Pacte sur bitume fragile

Dans la capitale congolaise, l’annonce d’une paralysie imminente des transports a été désamorcée par un compromis de dernière minute. La rencontre entre le commissaire divisionnaire Israël Kantu et les délégués des chauffeurs a permis d’éviter un blocage total des axes routiers de Kinshasa.

Colère mécanique contenue

Derrière la suspension du mouvement, les tensions persistent. Les transporteurs dénoncent toujours les « tracasseries policières », pointant des contrôles jugés excessifs et parfois confus, notamment entre différents agents identifiés par des dispositifs vestimentaires distincts.

Lignes de friction sur l’asphalte

Au cœur des revendications figurent aussi les dispositifs de contrôle coercitifs, dont les outils de neutralisation des véhicules surnommés « Mbassu », ainsi que l’obligation controversée de port de vignettes sur les conducteurs, perçue comme une contrainte supplémentaire dans un système déjà sous pression.

Accalmie sous condition

Si la grève est levée, elle n’est pas éteinte. Les chauffeurs maintiennent leurs exigences et réclament des mesures concrètes, notamment une clarification des rôles des agents et un assainissement durable des contrôles routiers dans la capitale.

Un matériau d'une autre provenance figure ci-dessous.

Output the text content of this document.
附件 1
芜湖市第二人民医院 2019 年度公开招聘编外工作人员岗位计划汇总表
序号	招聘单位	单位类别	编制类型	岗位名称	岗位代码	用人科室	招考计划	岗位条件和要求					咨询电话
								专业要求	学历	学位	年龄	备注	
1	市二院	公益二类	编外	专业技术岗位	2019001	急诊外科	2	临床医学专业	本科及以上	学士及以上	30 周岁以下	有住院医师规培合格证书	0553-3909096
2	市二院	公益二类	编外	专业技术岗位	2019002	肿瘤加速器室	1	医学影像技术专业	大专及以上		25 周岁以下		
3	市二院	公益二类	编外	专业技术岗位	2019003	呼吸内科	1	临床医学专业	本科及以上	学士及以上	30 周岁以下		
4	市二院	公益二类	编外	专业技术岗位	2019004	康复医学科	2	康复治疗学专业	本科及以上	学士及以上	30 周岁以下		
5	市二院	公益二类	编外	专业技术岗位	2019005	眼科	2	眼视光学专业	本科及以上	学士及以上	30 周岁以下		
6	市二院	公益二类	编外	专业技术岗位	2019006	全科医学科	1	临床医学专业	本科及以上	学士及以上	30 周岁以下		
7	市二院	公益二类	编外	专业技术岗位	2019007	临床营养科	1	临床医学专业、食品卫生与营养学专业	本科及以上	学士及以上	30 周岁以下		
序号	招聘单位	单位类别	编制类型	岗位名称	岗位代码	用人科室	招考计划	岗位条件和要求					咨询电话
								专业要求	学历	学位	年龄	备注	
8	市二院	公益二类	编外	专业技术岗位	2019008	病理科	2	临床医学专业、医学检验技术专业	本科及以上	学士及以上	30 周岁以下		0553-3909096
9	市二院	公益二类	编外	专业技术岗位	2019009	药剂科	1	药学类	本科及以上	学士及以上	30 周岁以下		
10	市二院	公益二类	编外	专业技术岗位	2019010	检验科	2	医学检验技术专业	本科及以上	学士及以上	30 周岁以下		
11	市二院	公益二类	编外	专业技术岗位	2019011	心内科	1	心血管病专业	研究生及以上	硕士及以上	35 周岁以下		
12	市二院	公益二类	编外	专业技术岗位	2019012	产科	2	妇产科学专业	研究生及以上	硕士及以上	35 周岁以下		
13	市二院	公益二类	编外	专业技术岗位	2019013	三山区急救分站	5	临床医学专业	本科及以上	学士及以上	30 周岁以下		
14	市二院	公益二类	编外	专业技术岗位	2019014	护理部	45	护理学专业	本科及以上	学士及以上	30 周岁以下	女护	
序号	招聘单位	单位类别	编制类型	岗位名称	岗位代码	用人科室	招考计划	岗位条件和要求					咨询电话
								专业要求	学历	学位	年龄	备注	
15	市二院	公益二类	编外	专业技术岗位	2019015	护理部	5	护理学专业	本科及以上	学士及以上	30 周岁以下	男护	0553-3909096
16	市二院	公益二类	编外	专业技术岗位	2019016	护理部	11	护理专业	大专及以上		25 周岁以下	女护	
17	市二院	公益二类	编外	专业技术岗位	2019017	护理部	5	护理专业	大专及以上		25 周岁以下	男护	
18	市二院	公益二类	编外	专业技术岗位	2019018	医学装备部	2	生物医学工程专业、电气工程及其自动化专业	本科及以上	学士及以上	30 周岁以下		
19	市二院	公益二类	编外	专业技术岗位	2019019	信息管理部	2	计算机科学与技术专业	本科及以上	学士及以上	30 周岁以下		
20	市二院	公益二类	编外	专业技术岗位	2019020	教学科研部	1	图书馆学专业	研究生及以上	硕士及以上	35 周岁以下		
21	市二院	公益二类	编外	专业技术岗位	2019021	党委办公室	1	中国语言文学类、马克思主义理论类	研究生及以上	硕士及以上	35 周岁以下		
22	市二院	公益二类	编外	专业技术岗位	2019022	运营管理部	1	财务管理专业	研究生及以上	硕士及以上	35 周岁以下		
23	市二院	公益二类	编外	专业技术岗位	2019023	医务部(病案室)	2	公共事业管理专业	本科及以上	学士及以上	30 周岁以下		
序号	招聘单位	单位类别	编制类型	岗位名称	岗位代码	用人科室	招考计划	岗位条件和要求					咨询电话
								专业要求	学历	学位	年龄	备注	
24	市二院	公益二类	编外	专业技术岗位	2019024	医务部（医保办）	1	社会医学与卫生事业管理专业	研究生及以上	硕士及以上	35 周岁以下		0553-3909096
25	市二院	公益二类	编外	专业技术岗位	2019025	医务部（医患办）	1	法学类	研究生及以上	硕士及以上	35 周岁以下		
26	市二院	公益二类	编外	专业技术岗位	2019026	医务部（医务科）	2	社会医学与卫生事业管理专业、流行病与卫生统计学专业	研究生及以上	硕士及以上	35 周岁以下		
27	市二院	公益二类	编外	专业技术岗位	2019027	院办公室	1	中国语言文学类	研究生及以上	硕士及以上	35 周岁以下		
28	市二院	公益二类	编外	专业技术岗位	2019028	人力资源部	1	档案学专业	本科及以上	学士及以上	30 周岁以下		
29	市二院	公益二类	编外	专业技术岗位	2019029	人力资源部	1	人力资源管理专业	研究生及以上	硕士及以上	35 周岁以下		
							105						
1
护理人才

Dans ce fragile équilibre, la route devient un espace de négociation permanente entre autorité et survie économique. Comme le rappelait Jean-Jacques Rousseau : « Le plus fort n’est jamais assez fort pour être toujours le maître », soulignant que toute autorité durable repose sur l’acceptation et non la contrainte seule. Et selon Albert Camus, « la paix est le seul combat qui vaille d’être mené », rappelant que derrière chaque suspension de crise demeure l’exigence silencieuse d’une justice concrète et quotidienne sur les routes de la ville.